Question to consider: How do we keep people from being deceived by false teachers?
In Jude’s exhortation about those who would pervert the work of his brother on the cross, he pronounced a woe. A woe is a pronouncement of God’s curse and judgment. His references to Cain, Balaam, and Korah are three different ways in which powerful people have perverted the hearts of men against God. Cain murdered his brother in jealousy and selfish ambition to be the promised seed of the woman.
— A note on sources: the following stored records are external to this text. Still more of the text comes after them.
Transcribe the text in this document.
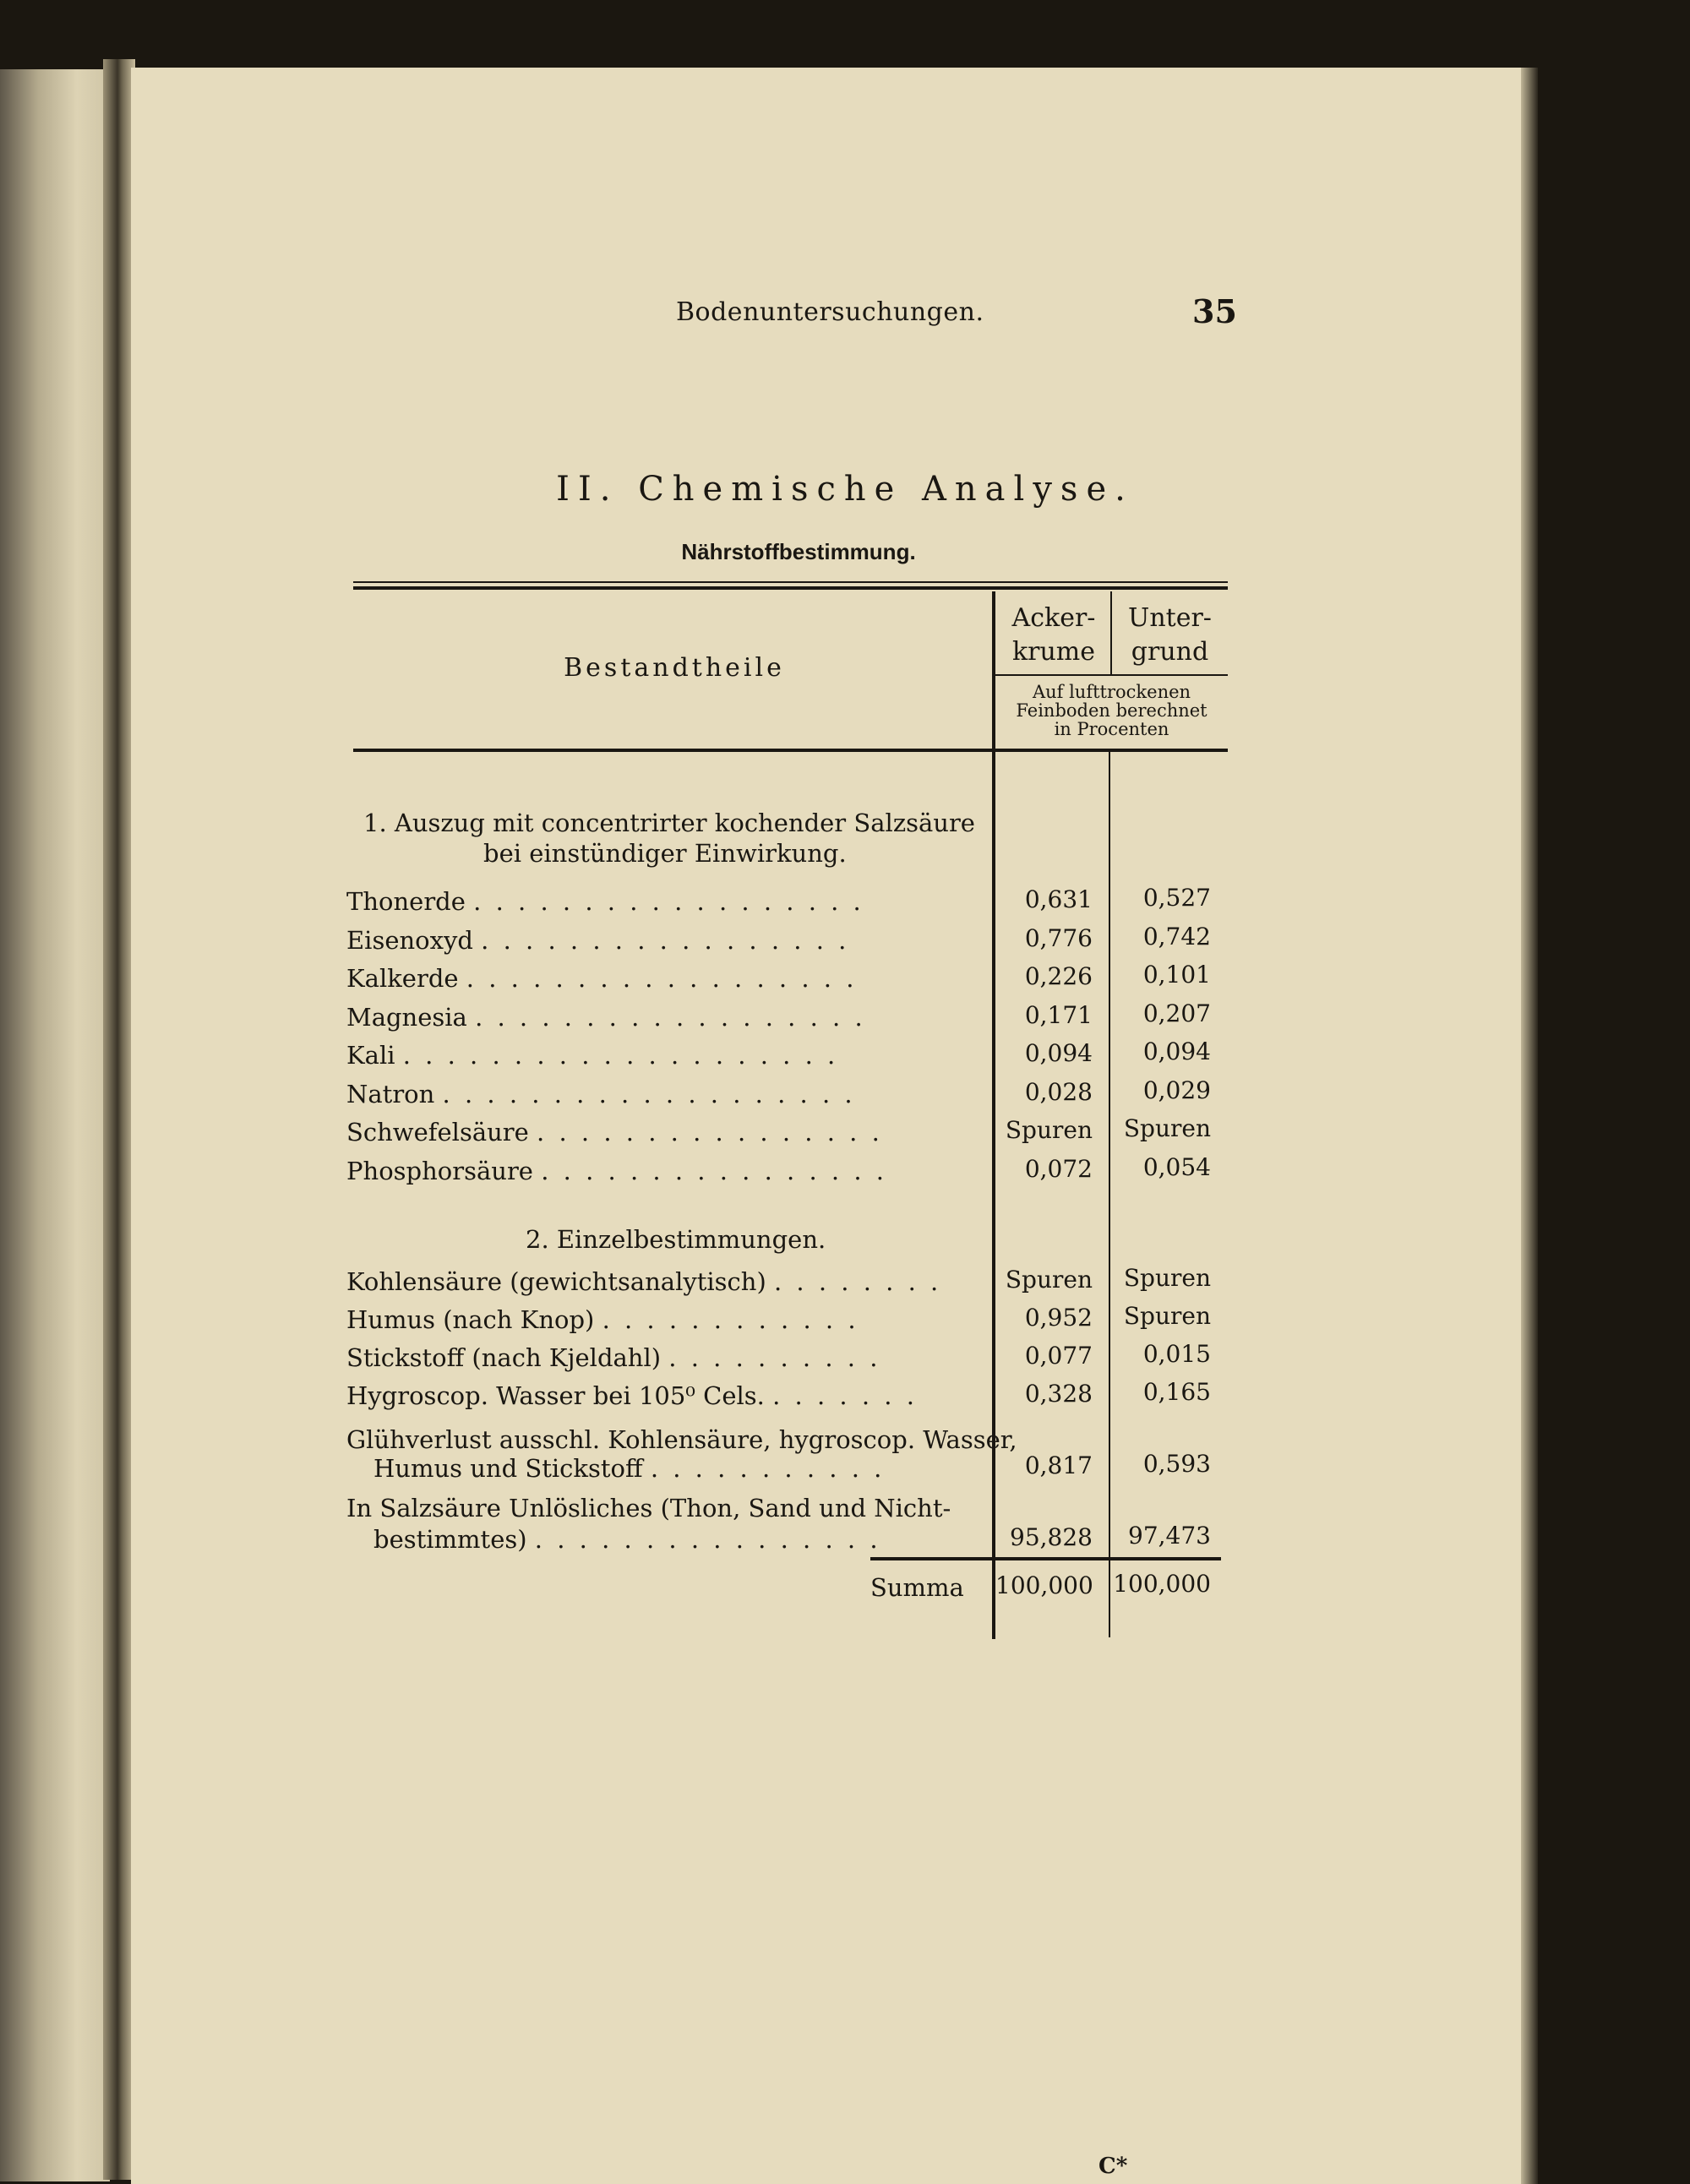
Bodenuntersuchungen.	35
II. Chemische Analyse.
Nährstoffbestimmung.
Bestandtheile
Acker-
krume
Unter-
grund
Auf lufttrockenen
Feinboden berechnet
in Procenten
1. Auszug mit concentrirter kochender Salzsäure
bei einstündiger Einwirkung.
Thonerde . . . . . . . . . . . . . . . . . .	0,631	0,527
Eisenoxyd . . . . . . . . . . . . . . . . .	0,776	0,742
Kalkerde . . . . . . . . . . . . . . . . . .	0,226	0,101
Magnesia . . . . . . . . . . . . . . . . . .	0,171	0,207
Kali . . . . . . . . . . . . . . . . . . . .	0,094	0,094
Natron . . . . . . . . . . . . . . . . . . .	0,028	0,029
Schwefelsäure . . . . . . . . . . . . . . . .	Spuren	Spuren
Phosphorsäure . . . . . . . . . . . . . . . .	0,072	0,054
2. Einzelbestimmungen.
Kohlensäure (gewichtsanalytisch) . . . . . . . .	Spuren	Spuren
Humus (nach Knop) . . . . . . . . . . . .	0,952	Spuren
Stickstoff (nach Kjeldahl) . . . . . . . . . .	0,077	0,015
Hygroscop. Wasser bei 105⁰ Cels. . . . . . . .	0,328	0,165
Glühverlust ausschl. Kohlensäure, hygroscop. Wasser,
Humus und Stickstoff . . . . . . . . . . .	0,817	0,593
In Salzsäure Unlösliches (Thon, Sand und Nicht-
bestimmtes) . . . . . . . . . . . . . . . .	95,828	97,473
Summa 100,000 100,000
C*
When he was exiled for his action, he went and built his own civilization against God rather than repenting of his sin and appealing to God’s mercy.
Although Cain’s civilization was responsible for creating art and music, it was not for the glory of God, and this civilization ultimately invented instruments of warfare and were bent on wiping out the holy line of Seth until God destroyed them in the flood. False teachers who walk in the way of Cain lift up themselves rather than Christ and teach others to do the same.
Balaam was a prophet who was willing to sell out Israel for money (Numbers 22). Though he was compelled to speak God’s words of blessing on Israel, according to Jesus in Revelation 2:14, Balaam ultimately “taught Balak to put a stumbling block before the sons of Israel, so that they might eat food sacrificed to idols and practice sexual immorality.” False teachers who practice Balaam’s error make merchandise out of their congregations, perverting the message of the gospel in an effort to gain wealth.
Korah was a son of Levi and a priest in the tabernacle who led a mob of people against Aaron and Moses (Numbers 16). God opened the earth and swallowed up Korah and his followers. Those who act like Korah are those who cause unwarranted contention in the church and seek to undermine the leadership. This is not about holding a false teacher or elder accountable for heresy, but a plot to subvert a true teacher in order to gain personal power.
The warning from Jude is that those who cause ruin in this way are hard to spot because they hide among the rest of the congregation until their plans come about. God of course knows who they are and will ultimately judge them for it, but the best way to protect a congregation from these wolves in sheep’s clothing is to teach sound doctrine.
Dear heavenly father, teach us to love Your word so that we may come to know You better. Please give us discernment to recognize a counterfeit that comes in Jesus’ name and the courage to stand against it. Amen.